FXstreet.com (Barcelona) - Job creation figures have been disappointing in January, well below the expert's forecasts of a sharp increase, while the unemployment rate has edged down slightly on the month, according to the latest data released by the US Department of Labor.

Non-farm employment posted a 17,000 decrease in January, when the experts had advanced increases between 50,000 and 100,000. Ian Shepherdson, Chief U.S. Economist High Frequency Economics, Ltd, thuis could be an advance of what is to come: a real sucker punch after the 130K jump in the ADP number. Big downward revisions to prior data too, see below.
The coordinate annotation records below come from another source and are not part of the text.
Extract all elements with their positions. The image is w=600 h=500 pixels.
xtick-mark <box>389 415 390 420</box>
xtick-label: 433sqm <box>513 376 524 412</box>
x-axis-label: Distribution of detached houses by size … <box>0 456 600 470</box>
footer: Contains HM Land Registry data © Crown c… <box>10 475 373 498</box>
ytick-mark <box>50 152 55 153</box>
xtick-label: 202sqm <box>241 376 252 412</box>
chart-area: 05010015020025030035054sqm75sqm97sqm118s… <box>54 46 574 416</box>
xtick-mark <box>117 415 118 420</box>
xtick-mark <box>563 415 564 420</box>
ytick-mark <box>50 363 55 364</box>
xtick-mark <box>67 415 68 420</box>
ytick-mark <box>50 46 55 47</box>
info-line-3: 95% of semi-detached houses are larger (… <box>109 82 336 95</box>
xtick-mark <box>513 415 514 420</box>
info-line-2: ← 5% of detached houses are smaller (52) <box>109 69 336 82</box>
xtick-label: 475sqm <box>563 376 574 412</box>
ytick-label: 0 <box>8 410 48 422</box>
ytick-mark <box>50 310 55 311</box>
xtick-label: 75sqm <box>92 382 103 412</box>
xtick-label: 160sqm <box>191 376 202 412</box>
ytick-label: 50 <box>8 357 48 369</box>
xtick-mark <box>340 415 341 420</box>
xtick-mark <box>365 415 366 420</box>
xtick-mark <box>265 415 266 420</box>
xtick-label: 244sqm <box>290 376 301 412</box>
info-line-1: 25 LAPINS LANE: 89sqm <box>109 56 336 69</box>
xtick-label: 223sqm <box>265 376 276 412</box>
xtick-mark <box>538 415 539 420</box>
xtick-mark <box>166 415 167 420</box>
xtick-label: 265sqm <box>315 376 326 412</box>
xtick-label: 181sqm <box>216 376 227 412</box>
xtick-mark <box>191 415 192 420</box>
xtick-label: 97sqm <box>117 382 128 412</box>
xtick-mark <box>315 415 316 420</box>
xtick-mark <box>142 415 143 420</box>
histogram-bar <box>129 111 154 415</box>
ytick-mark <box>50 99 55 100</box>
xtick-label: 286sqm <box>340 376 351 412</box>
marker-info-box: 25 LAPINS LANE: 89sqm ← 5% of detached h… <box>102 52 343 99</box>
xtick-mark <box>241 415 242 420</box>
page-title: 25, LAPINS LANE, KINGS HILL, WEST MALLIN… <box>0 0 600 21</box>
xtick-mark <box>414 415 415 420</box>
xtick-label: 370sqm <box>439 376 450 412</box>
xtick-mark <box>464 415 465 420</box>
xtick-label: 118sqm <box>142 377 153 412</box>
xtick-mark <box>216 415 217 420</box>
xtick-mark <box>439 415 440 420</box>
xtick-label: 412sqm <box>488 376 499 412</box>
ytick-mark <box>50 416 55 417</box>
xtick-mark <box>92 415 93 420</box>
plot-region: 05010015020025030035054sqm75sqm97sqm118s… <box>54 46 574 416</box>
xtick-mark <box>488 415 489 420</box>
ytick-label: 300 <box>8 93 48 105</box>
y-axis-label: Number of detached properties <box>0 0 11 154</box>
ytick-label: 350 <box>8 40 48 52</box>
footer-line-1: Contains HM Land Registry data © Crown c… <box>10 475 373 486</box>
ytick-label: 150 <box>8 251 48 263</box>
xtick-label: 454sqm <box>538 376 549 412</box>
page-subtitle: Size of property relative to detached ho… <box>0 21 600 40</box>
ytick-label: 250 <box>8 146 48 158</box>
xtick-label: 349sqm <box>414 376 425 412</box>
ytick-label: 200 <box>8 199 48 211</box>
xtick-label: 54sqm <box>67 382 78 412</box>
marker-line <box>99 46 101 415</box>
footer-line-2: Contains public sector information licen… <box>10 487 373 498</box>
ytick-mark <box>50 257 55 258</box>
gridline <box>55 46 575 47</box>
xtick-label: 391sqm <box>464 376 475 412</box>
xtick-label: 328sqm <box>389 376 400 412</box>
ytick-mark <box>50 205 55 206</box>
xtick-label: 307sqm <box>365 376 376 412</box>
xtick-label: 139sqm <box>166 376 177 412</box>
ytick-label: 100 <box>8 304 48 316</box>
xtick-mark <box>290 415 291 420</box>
Private payrolls rose by 1K; the 18K drop in government jobs - all at the state level - is the first decline since July and may be a sign of what is to come as tax revenues drop.

The reasons for the decrease in payroll creation are the declines in construction (-27K), manufacturing (-28K) as well as the softening of work creation in private services , up 52K compared to three-month average of 118K

December's payroll data was revised sharply to a 82,000 increase, from the initially reported 18,000 rise.

The unemployment rate edged down to 4.9% from 5.o% on the previous month, the volume of employed persons remained in 7.6 million practically unchanged on the month.

Average hourly earnings have risen 0.2% in January from December, which means a $0.04 rise. On the year, average weekly earnings rose 3.7%. The average weekly hours have edged down to 33.7 in January from 33.8 in December.

According to Shepherdson we will se more declines in payrolls in the months ahead: In short, the labor market has been weaker, for longer, and it is now very soft indeed. Expect further declines in payrolls over the next few months. Finally, note hourly earnings up only 0.2% in Jan, 3.7% y/y, no inflation threat.